A female member of staff put her hand on Clarkson’s shoulder and asked her to calm down, but she bit the woman on her hand.

She then spat at her and hit her arms. Clarkson continued to be offensive, calling staff ‘dirty ***** ’ and ‘dirty ******* ,’ the court was told. When a male member of staff intervened, Clarkson spat at him, narrowly missing his face.

He restrained her, but she continued to spit and struggle.

In a victim impact statement, the female member of staff, an ambulance capacity co-ordinator, said: “I come to work to help people. I definitely don’t expect to be assaulted when I do my job.”

Clarkson, who has a number of previous conviction­s including assaulting police officers, said she had little recollecti­on of the incident.

Defending, Alison Mather said Clarkson was ‘shocked and stunned’ to hear she had bitten somebody. The judge accepted that Clarkson was in a state of ‘confusion’ at the hospital, after having taken the methadone then receiving further drugs to counteract the effect of the opiate.

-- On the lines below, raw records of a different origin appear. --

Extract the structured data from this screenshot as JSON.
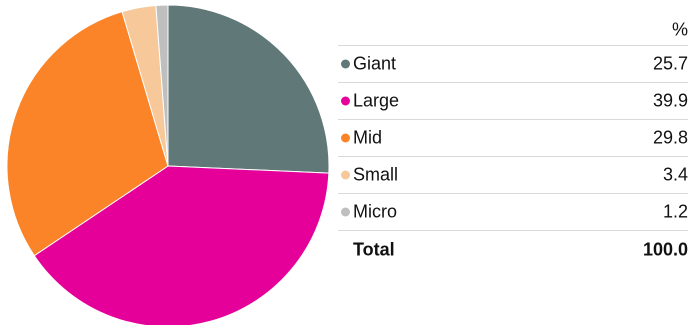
{
  "chart_data": {
    "type": "pie",
    "title": "",
    "unit_label": "%",
    "total_label": "Total",
    "total_value": "100.0",
    "series": [
      {
        "name": "Giant",
        "value": 25.7,
        "display": "25.7",
        "color": "#607878"
      },
      {
        "name": "Large",
        "value": 39.9,
        "display": "39.9",
        "color": "#e6009a"
      },
      {
        "name": "Mid",
        "value": 29.8,
        "display": "29.8",
        "color": "#fa8427"
      },
      {
        "name": "Small",
        "value": 3.4,
        "display": "3.4",
        "color": "#f6c89a"
      },
      {
        "name": "Micro",
        "value": 1.2,
        "display": "1.2",
        "color": "#bfbfbf"
      }
    ]
  }
}
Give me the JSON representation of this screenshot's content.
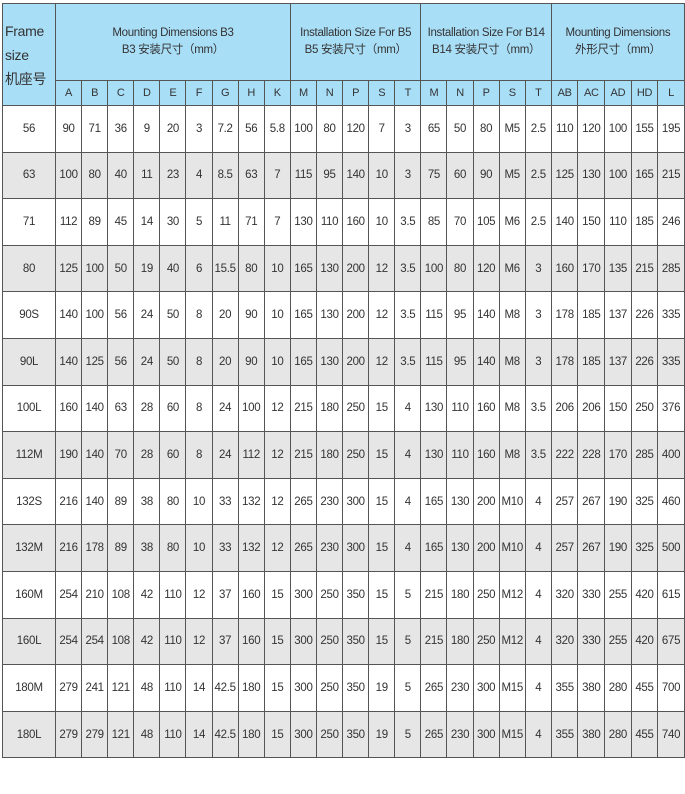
{
  "header": {
    "frame_label_en_1": "Frame",
    "frame_label_en_2": "size",
    "frame_label_cn": "机座号",
    "groups": [
      {
        "line1": "Mounting Dimensions B3",
        "line2": "B3 安装尺寸（mm）",
        "columns": [
          "A",
          "B",
          "C",
          "D",
          "E",
          "F",
          "G",
          "H",
          "K"
        ]
      },
      {
        "line1": "Installation Size For B5",
        "line2": "B5 安装尺寸（mm）",
        "columns": [
          "M",
          "N",
          "P",
          "S",
          "T"
        ]
      },
      {
        "line1": "Installation Size For B14",
        "line2": "B14 安装尺寸（mm）",
        "columns": [
          "M",
          "N",
          "P",
          "S",
          "T"
        ]
      },
      {
        "line1": "Mounting Dimensions",
        "line2": "外形尺寸（mm）",
        "columns": [
          "AB",
          "AC",
          "AD",
          "HD",
          "L"
        ]
      }
    ]
  },
  "colors": {
    "header_bg": "#a9def7",
    "alt_row_bg": "#e6e6e6",
    "border": "#555555"
  },
  "rows": [
    [
      "56",
      "90",
      "71",
      "36",
      "9",
      "20",
      "3",
      "7.2",
      "56",
      "5.8",
      "100",
      "80",
      "120",
      "7",
      "3",
      "65",
      "50",
      "80",
      "M5",
      "2.5",
      "110",
      "120",
      "100",
      "155",
      "195"
    ],
    [
      "63",
      "100",
      "80",
      "40",
      "11",
      "23",
      "4",
      "8.5",
      "63",
      "7",
      "115",
      "95",
      "140",
      "10",
      "3",
      "75",
      "60",
      "90",
      "M5",
      "2.5",
      "125",
      "130",
      "100",
      "165",
      "215"
    ],
    [
      "71",
      "112",
      "89",
      "45",
      "14",
      "30",
      "5",
      "11",
      "71",
      "7",
      "130",
      "110",
      "160",
      "10",
      "3.5",
      "85",
      "70",
      "105",
      "M6",
      "2.5",
      "140",
      "150",
      "110",
      "185",
      "246"
    ],
    [
      "80",
      "125",
      "100",
      "50",
      "19",
      "40",
      "6",
      "15.5",
      "80",
      "10",
      "165",
      "130",
      "200",
      "12",
      "3.5",
      "100",
      "80",
      "120",
      "M6",
      "3",
      "160",
      "170",
      "135",
      "215",
      "285"
    ],
    [
      "90S",
      "140",
      "100",
      "56",
      "24",
      "50",
      "8",
      "20",
      "90",
      "10",
      "165",
      "130",
      "200",
      "12",
      "3.5",
      "115",
      "95",
      "140",
      "M8",
      "3",
      "178",
      "185",
      "137",
      "226",
      "335"
    ],
    [
      "90L",
      "140",
      "125",
      "56",
      "24",
      "50",
      "8",
      "20",
      "90",
      "10",
      "165",
      "130",
      "200",
      "12",
      "3.5",
      "115",
      "95",
      "140",
      "M8",
      "3",
      "178",
      "185",
      "137",
      "226",
      "335"
    ],
    [
      "100L",
      "160",
      "140",
      "63",
      "28",
      "60",
      "8",
      "24",
      "100",
      "12",
      "215",
      "180",
      "250",
      "15",
      "4",
      "130",
      "110",
      "160",
      "M8",
      "3.5",
      "206",
      "206",
      "150",
      "250",
      "376"
    ],
    [
      "112M",
      "190",
      "140",
      "70",
      "28",
      "60",
      "8",
      "24",
      "112",
      "12",
      "215",
      "180",
      "250",
      "15",
      "4",
      "130",
      "110",
      "160",
      "M8",
      "3.5",
      "222",
      "228",
      "170",
      "285",
      "400"
    ],
    [
      "132S",
      "216",
      "140",
      "89",
      "38",
      "80",
      "10",
      "33",
      "132",
      "12",
      "265",
      "230",
      "300",
      "15",
      "4",
      "165",
      "130",
      "200",
      "M10",
      "4",
      "257",
      "267",
      "190",
      "325",
      "460"
    ],
    [
      "132M",
      "216",
      "178",
      "89",
      "38",
      "80",
      "10",
      "33",
      "132",
      "12",
      "265",
      "230",
      "300",
      "15",
      "4",
      "165",
      "130",
      "200",
      "M10",
      "4",
      "257",
      "267",
      "190",
      "325",
      "500"
    ],
    [
      "160M",
      "254",
      "210",
      "108",
      "42",
      "110",
      "12",
      "37",
      "160",
      "15",
      "300",
      "250",
      "350",
      "15",
      "5",
      "215",
      "180",
      "250",
      "M12",
      "4",
      "320",
      "330",
      "255",
      "420",
      "615"
    ],
    [
      "160L",
      "254",
      "254",
      "108",
      "42",
      "110",
      "12",
      "37",
      "160",
      "15",
      "300",
      "250",
      "350",
      "15",
      "5",
      "215",
      "180",
      "250",
      "M12",
      "4",
      "320",
      "330",
      "255",
      "420",
      "675"
    ],
    [
      "180M",
      "279",
      "241",
      "121",
      "48",
      "110",
      "14",
      "42.5",
      "180",
      "15",
      "300",
      "250",
      "350",
      "19",
      "5",
      "265",
      "230",
      "300",
      "M15",
      "4",
      "355",
      "380",
      "280",
      "455",
      "700"
    ],
    [
      "180L",
      "279",
      "279",
      "121",
      "48",
      "110",
      "14",
      "42.5",
      "180",
      "15",
      "300",
      "250",
      "350",
      "19",
      "5",
      "265",
      "230",
      "300",
      "M15",
      "4",
      "355",
      "380",
      "280",
      "455",
      "740"
    ]
  ]
}
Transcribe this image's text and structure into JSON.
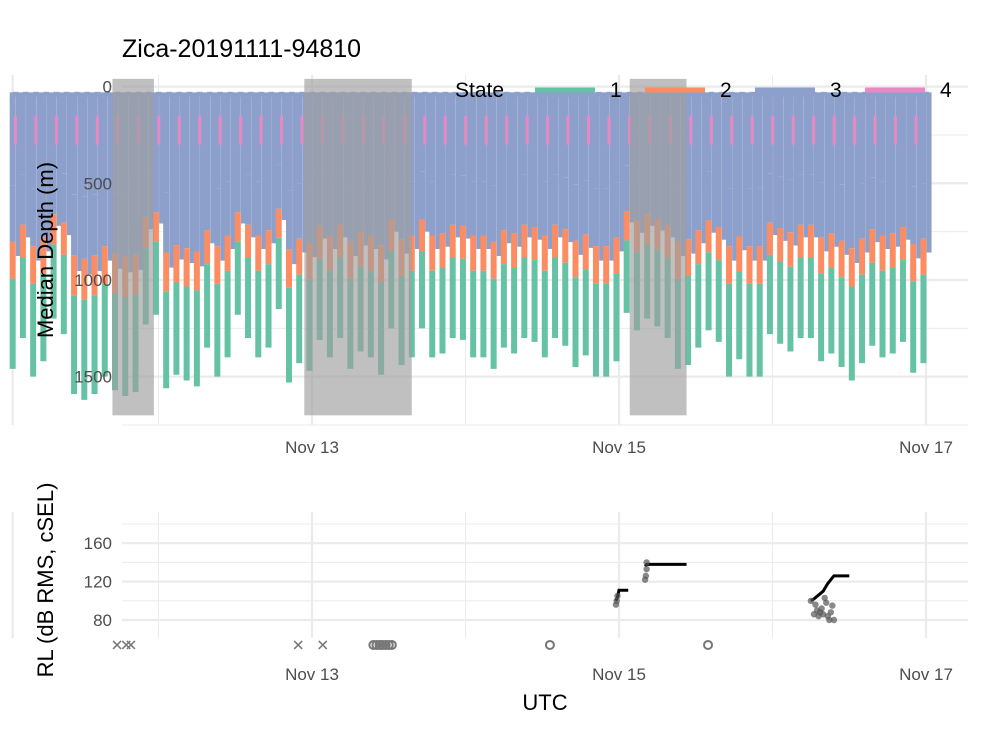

Ms Mather said Clarkson needs help, and that prison is ‘not punishment’ for her any more, instead representi­ng a ‘safe haven,’ having been estranged from her family and having no friends.

Judge Stockdale said Clarkson must go to prison, but said he kept the sentence lower so she can claim accommodat­ion available to her. He said: “These are serious assaults, assaults on ambulance staff on duty at a busy hospital close to the city centre. Those members of staff were attending to patients who needed their help.”

Clarkson, of Oakleigh Court, Timperley, pleaded guilty to assault occasionin­g actual bodily harm, and assault by beating.